On March 6, 2018 the Reporter did just that, and on March 12, 2018 IDOC denied the Reporter’s request pursuant to Section 3(g) of FOIA, which permits a public body to deny a request as unduly burdensome if it is a repeat request from the same requestor for the same records that are unchanged or identical to records that were “previously provided or properly denied.” On March 15, 2018, the Reporter submitted a Request for Review to the PAC, disputing IDOC’s assertion that her request was an unduly burdensome repeated request and alleging that IDOC’s response was incomplete because it did not include certain responsive records. The PAC asked IDOC to explain how it searched for responsive records and to specifically address the allegedly missing records. In response, IDOC did not answer the PAC’s questions but instead argued that the basis for its original denials of the Reporter’s first FOIA request were irrelevant and that the only question should be whether the Reporter had previously requested the same records. The PAC did not buy IDOC’s argument, stating that “a public body may only deny a FOIA request as an unduly burdensome repeated request only if it has previously provided the requestor with all of the nonexempt responsive records or properly denied the same FOIA request by the same requester in accordance with FOIA,” so it is necessary to look back to the original request and response to determine whether the public body met that burden.
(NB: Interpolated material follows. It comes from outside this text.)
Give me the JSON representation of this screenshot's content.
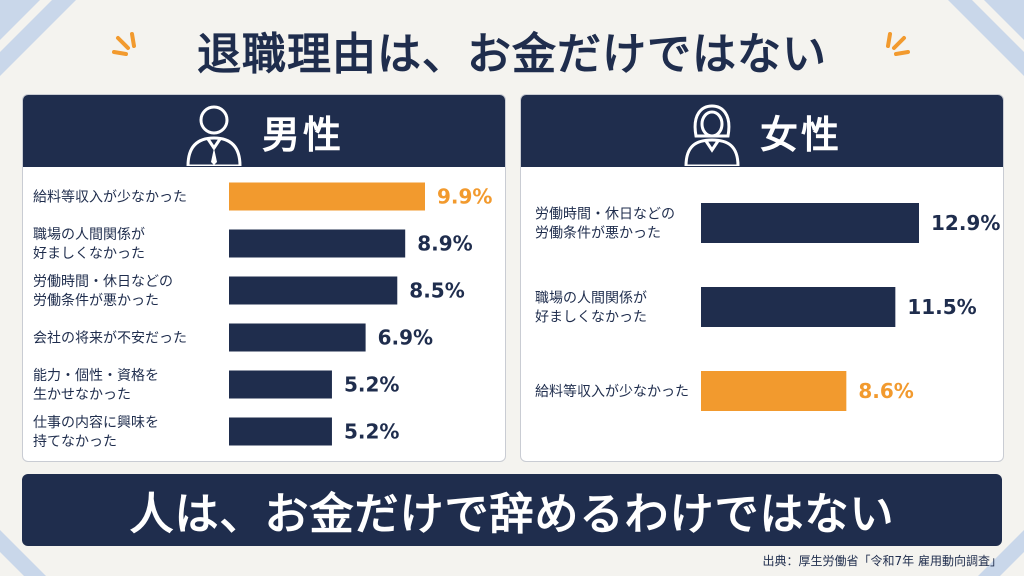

The PAC found that IDOC failed to demonstrate that it properly denied the Reporter’s March 6, 2018 FOIA request as an unduly burdensome repeated request. The PAC ordered IDOC to thoroughly search for the allegedly missing records and provide any newly-located records to the FOIA Requestor, subject only to any permissible redactions under Section 7.

This opinion is binding only to the parties involved and may be appealed pursuant to State law.